Mom started playing solitaire the night the police came, after they left.  The real game, not the computer one.  I'd been gone
for three days at that point.  I'd never been gone so long before.  The police said they'd heard word of a teenage boy down
at the river three nights ago.  The word they had concerned gangs and guns and initiations.  Wannabes were mentioned and
was I one, they wondered.  They found five bullets and a single empty shell casing near the water.  The only fingerprint was
mine, a partial on the empty shell.

"And my son?"  Mom asked.

The officers sat at the table across from her.  Dad stood at the threshold to the living room, silenced by their words.  The
gray-haired officer said, "There is no body."

"No body."  Dad straightened, his eyes focused on the officer's profile.  He crossed the room, his eyes never leaving the
officer's face, and sat with Mom.  His eyes were glazed by the time he sat down.

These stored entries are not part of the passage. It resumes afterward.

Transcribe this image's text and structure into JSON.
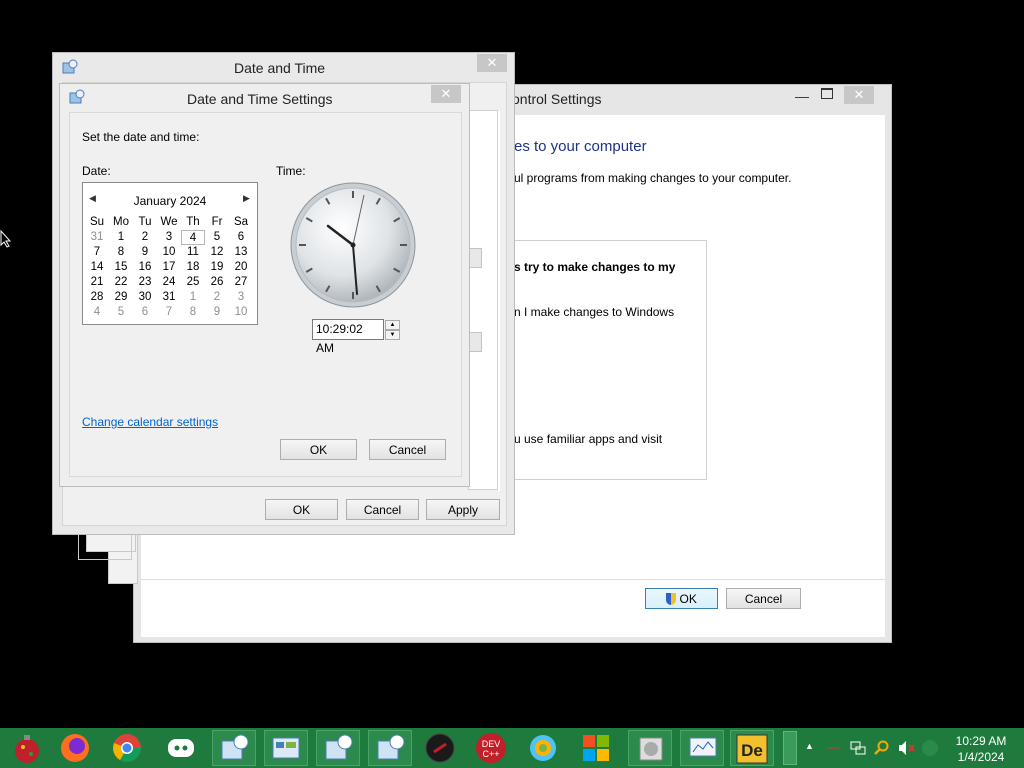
{
  "uac": {
    "title": "ontrol Settings",
    "heading": "es to your computer",
    "desc": "ul programs from making changes to your computer.",
    "option1": "s try to make changes to my",
    "option2": "n I make changes to Windows",
    "option3": "u use familiar apps and visit",
    "ok_label": "OK",
    "cancel_label": "Cancel"
  },
  "dt_window": {
    "title": "Date and Time",
    "ok_label": "OK",
    "cancel_label": "Cancel",
    "apply_label": "Apply"
  },
  "dts_dialog": {
    "title": "Date and Time Settings",
    "prompt": "Set the date and time:",
    "date_label": "Date:",
    "time_label": "Time:",
    "month": "January 2024",
    "weekdays": [
      "Su",
      "Mo",
      "Tu",
      "We",
      "Th",
      "Fr",
      "Sa"
    ],
    "weeks": [
      [
        "31",
        "1",
        "2",
        "3",
        "4",
        "5",
        "6"
      ],
      [
        "7",
        "8",
        "9",
        "10",
        "11",
        "12",
        "13"
      ],
      [
        "14",
        "15",
        "16",
        "17",
        "18",
        "19",
        "20"
      ],
      [
        "21",
        "22",
        "23",
        "24",
        "25",
        "26",
        "27"
      ],
      [
        "28",
        "29",
        "30",
        "31",
        "1",
        "2",
        "3"
      ],
      [
        "4",
        "5",
        "6",
        "7",
        "8",
        "9",
        "10"
      ]
    ],
    "time_value": "10:29:02 AM",
    "change_calendar_link": "Change calendar settings",
    "ok_label": "OK",
    "cancel_label": "Cancel"
  },
  "taskbar": {
    "clock_time": "10:29 AM",
    "clock_date": "1/4/2024",
    "icons": [
      "ornament-icon",
      "firefox-icon",
      "chrome-icon",
      "discord-icon",
      "datetime-icon",
      "control-panel-icon",
      "datetime-icon",
      "datetime-icon",
      "game-icon",
      "devcpp-icon",
      "photos-icon",
      "windows-icon",
      "disk-icon",
      "monitor-icon",
      "de-app-icon"
    ]
  },
  "colors": {
    "taskbar": "#1f7a3e",
    "link": "#0066cc",
    "heading": "#1e3287"
  }
}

"No body," he repeated after the police left.  "He's not a body," his eyes were red then and his voice soft, "is he?"

Mom had no answer to offer, she folded and flexed her empty hands, one over the other.  She had questions too, so over
and over they asked the same questions, first him of her, then her of him.  
Where is he?  Where could he be?  Where would
he go?
Their questions expressed their anguish that night.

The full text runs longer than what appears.